DROP TABLE [Import_Cross];

 

 

I noticed on the Excel sheet [Sheet1] that Column A is a numeric [Resource ID] and is only populated on the first row of each new [Resource] value.  In my example I keep [Resource ID] in your final table, and populating 100% where entries would have been null. 

Other options would be to load the [Resource ID] into a separate dimension table, connecting to fact table on [Resource], or just dropping the field [Resource ID] altogether if not necessary for visualization.

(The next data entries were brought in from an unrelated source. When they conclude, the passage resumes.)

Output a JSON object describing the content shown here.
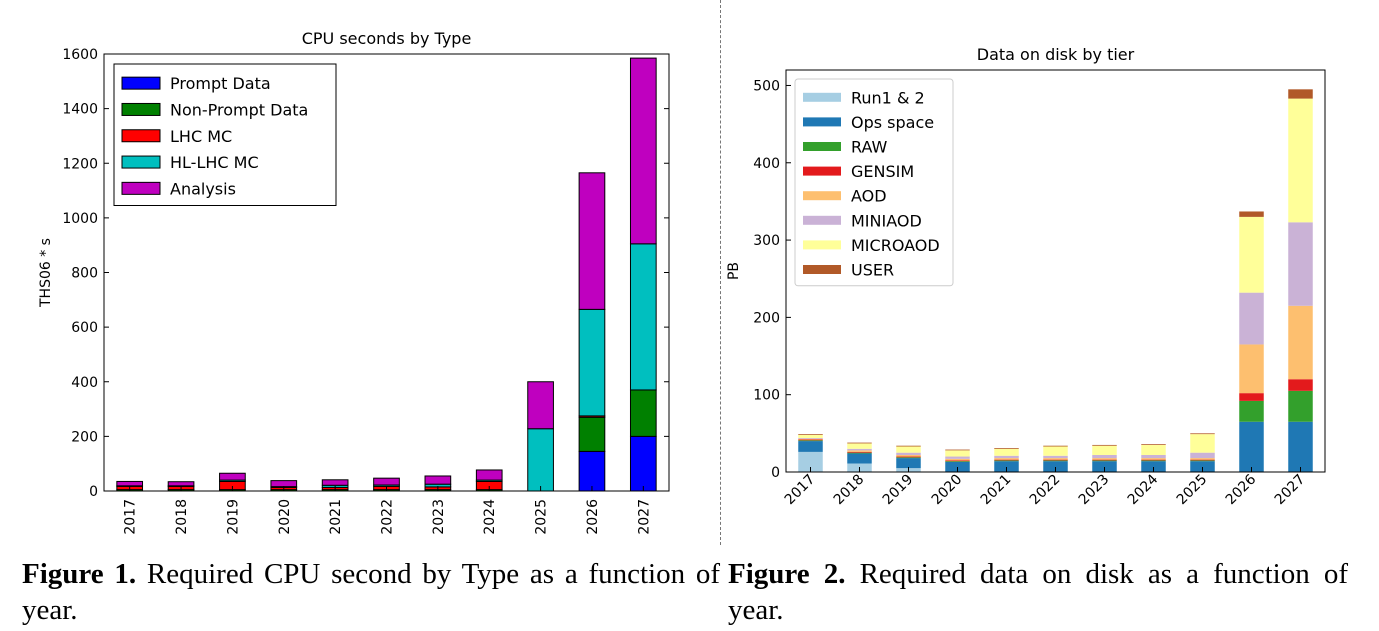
{
  "figures": [
    {
      "label": "Figure 1.",
      "caption": "Required CPU second by Type as a function of year."
    },
    {
      "label": "Figure 2.",
      "caption": "Required data on disk as a function of year."
    }
  ],
  "chart_data": [
    {
      "type": "bar",
      "stacked": true,
      "title": "CPU seconds by Type",
      "xlabel": "",
      "ylabel": "THS06 * s",
      "ylim": [
        0,
        1600
      ],
      "yticks": [
        0,
        200,
        400,
        600,
        800,
        1000,
        1200,
        1400,
        1600
      ],
      "categories": [
        "2017",
        "2018",
        "2019",
        "2020",
        "2021",
        "2022",
        "2023",
        "2024",
        "2025",
        "2026",
        "2027"
      ],
      "legend_position": "top-left",
      "series": [
        {
          "name": "Prompt Data",
          "color": "#0000ff",
          "values": [
            0,
            0,
            0,
            0,
            0,
            0,
            0,
            0,
            0,
            145,
            200
          ]
        },
        {
          "name": "Non-Prompt Data",
          "color": "#008000",
          "values": [
            5,
            5,
            5,
            5,
            5,
            5,
            5,
            5,
            0,
            125,
            170
          ]
        },
        {
          "name": "LHC MC",
          "color": "#ff0000",
          "values": [
            12,
            12,
            30,
            8,
            8,
            12,
            10,
            30,
            0,
            5,
            0
          ]
        },
        {
          "name": "HL-LHC MC",
          "color": "#00bfbf",
          "values": [
            2,
            2,
            5,
            3,
            8,
            5,
            10,
            5,
            228,
            390,
            535
          ]
        },
        {
          "name": "Analysis",
          "color": "#bf00bf",
          "values": [
            16,
            15,
            25,
            22,
            20,
            25,
            30,
            37,
            172,
            500,
            680
          ]
        }
      ]
    },
    {
      "type": "bar",
      "stacked": true,
      "title": "Data on disk by tier",
      "xlabel": "",
      "ylabel": "PB",
      "ylim": [
        0,
        520
      ],
      "yticks": [
        0,
        100,
        200,
        300,
        400,
        500
      ],
      "categories": [
        "2017",
        "2018",
        "2019",
        "2020",
        "2021",
        "2022",
        "2023",
        "2024",
        "2025",
        "2026",
        "2027"
      ],
      "legend_position": "top-left",
      "series": [
        {
          "name": "Run1 & 2",
          "color": "#a6cee3",
          "values": [
            26,
            11,
            5,
            0,
            0,
            0,
            0,
            0,
            0,
            0,
            0
          ]
        },
        {
          "name": "Ops space",
          "color": "#1f78b4",
          "values": [
            14,
            13,
            13,
            13,
            14,
            14,
            14,
            14,
            14,
            65,
            65
          ]
        },
        {
          "name": "RAW",
          "color": "#33a02c",
          "values": [
            1,
            1,
            1,
            1,
            1,
            1,
            1,
            1,
            1,
            27,
            40
          ]
        },
        {
          "name": "GENSIM",
          "color": "#e31a1c",
          "values": [
            1,
            1,
            1,
            1,
            1,
            1,
            1,
            1,
            1,
            10,
            15
          ]
        },
        {
          "name": "AOD",
          "color": "#fdbf6f",
          "values": [
            1,
            2,
            2,
            2,
            2,
            2,
            2,
            2,
            2,
            63,
            95
          ]
        },
        {
          "name": "MINIAOD",
          "color": "#cab2d6",
          "values": [
            1,
            2,
            3,
            3,
            3,
            3,
            4,
            4,
            7,
            67,
            108
          ]
        },
        {
          "name": "MICROAOD",
          "color": "#ffff99",
          "values": [
            4,
            7,
            8,
            8,
            9,
            12,
            12,
            13,
            24,
            98,
            160
          ]
        },
        {
          "name": "USER",
          "color": "#b15928",
          "values": [
            1,
            1,
            1,
            1,
            1,
            1,
            1,
            1,
            1,
            7,
            12
          ]
        }
      ]
    }
  ]
}
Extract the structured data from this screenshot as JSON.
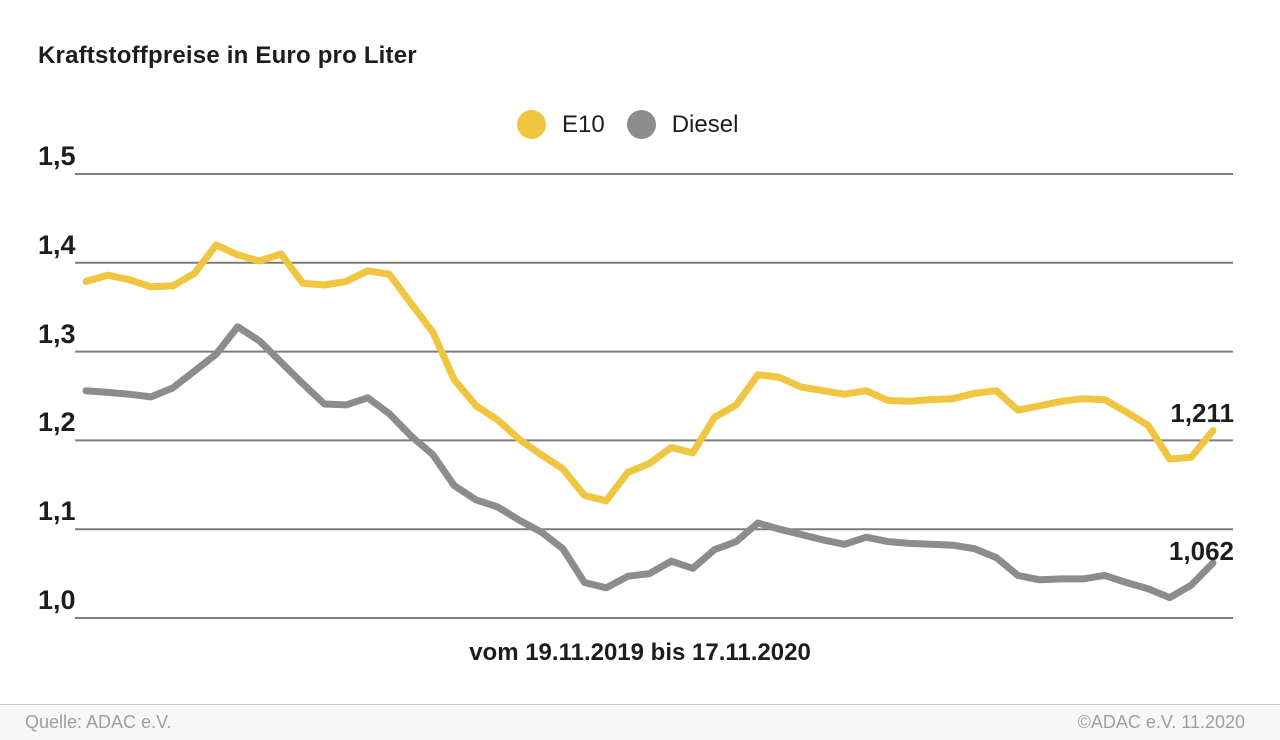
{
  "title": "Kraftstoffpreise in Euro pro Liter",
  "x_axis_label": "vom 19.11.2019 bis 17.11.2020",
  "footer": {
    "source": "Quelle: ADAC e.V.",
    "copyright": "©ADAC e.V. 11.2020"
  },
  "chart_data": {
    "type": "line",
    "title": "Kraftstoffpreise in Euro pro Liter",
    "x_start_date": "19.11.2019",
    "x_end_date": "17.11.2020",
    "x_interval": "weekly",
    "ylabel": "Euro pro Liter",
    "ylim": [
      0.97,
      1.52
    ],
    "grid": true,
    "legend_position": "top-center",
    "gridline_color": "#7c7c7c",
    "y_ticks": [
      {
        "label": "1,5",
        "value": 1.5
      },
      {
        "label": "1,4",
        "value": 1.4
      },
      {
        "label": "1,3",
        "value": 1.3
      },
      {
        "label": "1,2",
        "value": 1.2
      },
      {
        "label": "1,1",
        "value": 1.1
      },
      {
        "label": "1,0",
        "value": 1.0
      }
    ],
    "series": [
      {
        "name": "E10",
        "color": "#F0C640",
        "final_label": "1,211",
        "final_value": 1.211,
        "values": [
          1.379,
          1.386,
          1.381,
          1.373,
          1.374,
          1.388,
          1.42,
          1.409,
          1.402,
          1.41,
          1.377,
          1.375,
          1.379,
          1.391,
          1.387,
          1.354,
          1.322,
          1.268,
          1.239,
          1.223,
          1.201,
          1.184,
          1.168,
          1.138,
          1.132,
          1.164,
          1.174,
          1.192,
          1.186,
          1.226,
          1.24,
          1.274,
          1.271,
          1.26,
          1.256,
          1.252,
          1.256,
          1.245,
          1.244,
          1.246,
          1.247,
          1.253,
          1.256,
          1.234,
          1.239,
          1.244,
          1.247,
          1.246,
          1.232,
          1.217,
          1.179,
          1.181,
          1.211
        ]
      },
      {
        "name": "Diesel",
        "color": "#8C8C8C",
        "final_label": "1,062",
        "final_value": 1.062,
        "values": [
          1.256,
          1.254,
          1.252,
          1.249,
          1.259,
          1.278,
          1.297,
          1.328,
          1.312,
          1.288,
          1.264,
          1.241,
          1.24,
          1.248,
          1.23,
          1.205,
          1.184,
          1.149,
          1.133,
          1.125,
          1.11,
          1.097,
          1.078,
          1.04,
          1.034,
          1.047,
          1.05,
          1.064,
          1.056,
          1.077,
          1.086,
          1.107,
          1.1,
          1.094,
          1.088,
          1.083,
          1.091,
          1.086,
          1.084,
          1.083,
          1.082,
          1.078,
          1.068,
          1.048,
          1.043,
          1.044,
          1.044,
          1.048,
          1.04,
          1.033,
          1.023,
          1.037,
          1.062
        ]
      }
    ]
  }
}
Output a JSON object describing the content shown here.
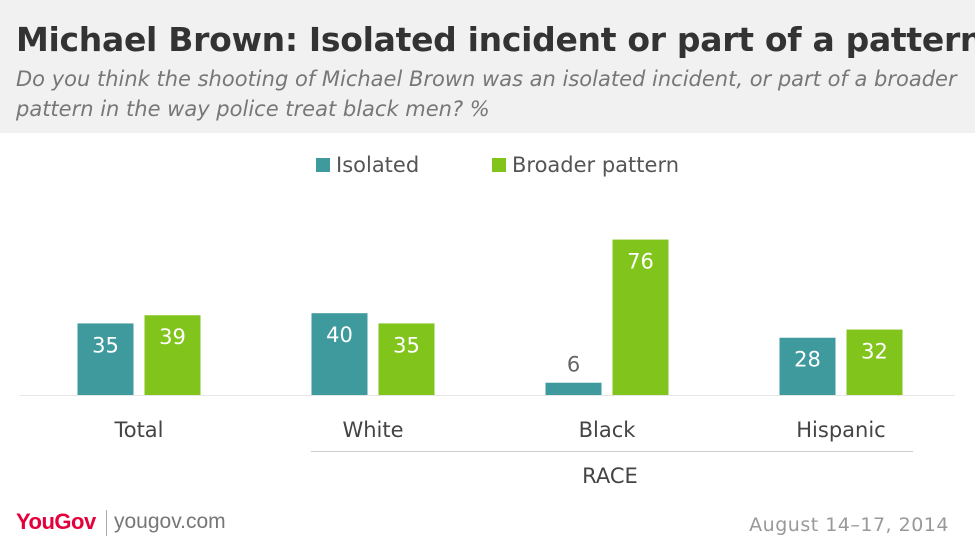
{
  "header": {
    "title": "Michael Brown: Isolated incident or part of a pattern?",
    "subtitle": "Do you think the shooting of Michael Brown was an isolated incident, or part of a broader pattern in the way police treat black men? %"
  },
  "legend": {
    "items": [
      {
        "label": "Isolated",
        "color": "#3f9a9e"
      },
      {
        "label": "Broader pattern",
        "color": "#80c41c"
      }
    ]
  },
  "chart_data": {
    "type": "bar",
    "categories": [
      "Total",
      "White",
      "Black",
      "Hispanic"
    ],
    "series": [
      {
        "name": "Isolated",
        "values": [
          35,
          40,
          6,
          28
        ],
        "color": "#3f9a9e"
      },
      {
        "name": "Broader pattern",
        "values": [
          39,
          35,
          76,
          32
        ],
        "color": "#80c41c"
      }
    ],
    "group_label": "RACE",
    "ylim": [
      0,
      80
    ],
    "grid": false,
    "legend_position": "top"
  },
  "footer": {
    "logo": "YouGov",
    "url": "yougov.com",
    "date": "August 14–17, 2014"
  }
}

The output looks like this:

   

 

With this table structure in your QlikView data model, you should be able to reform both of the pivot structures shown in both tabs of your spreadsheet (using QlikView Pivot Tables), while still storing the data in the most versatile non-pivoted form. 

 

View solution in original post

bunnyv123
Creator II
Creator II

Hi,


Here is the attached application .

With the mapping of two sheets.

I hope this helps you .

Regards,

Bunny

gshockxcc
Creator
Creator
Author

Caleb,

     This was very helpful as well.  There was one minor change I wanted to make so that I had 3 Qualifier fields instead of only 2.  But this is exactly what I was looking for.  I tried the Crosstable on my own before posting, but I couldn't get the result I was looking for.  I really appreciate the help.

gshockxcc
Creator
Creator
Author

Evan,

     It took me some time to understand the second load statement for Resource_ID.  Now it's clear to me.  In this case, it's an artifact of the program used to export the data, but your understanding of it is exactly correct.  For my team's needs, it's not relevant.  But this is a good trick to use for other data that does have this same pattern.

Thanks much.

-Kristan

gshockxcc
Creator
Creator
Author

Bunnyqlik,

    As I mentioned for the other posters, this was really helpful.  Crosstables are not something that I have been very successful with, and this helps me gain a better understanding of when/how to use them.

Thank you for your help.  It is greatly appreciated.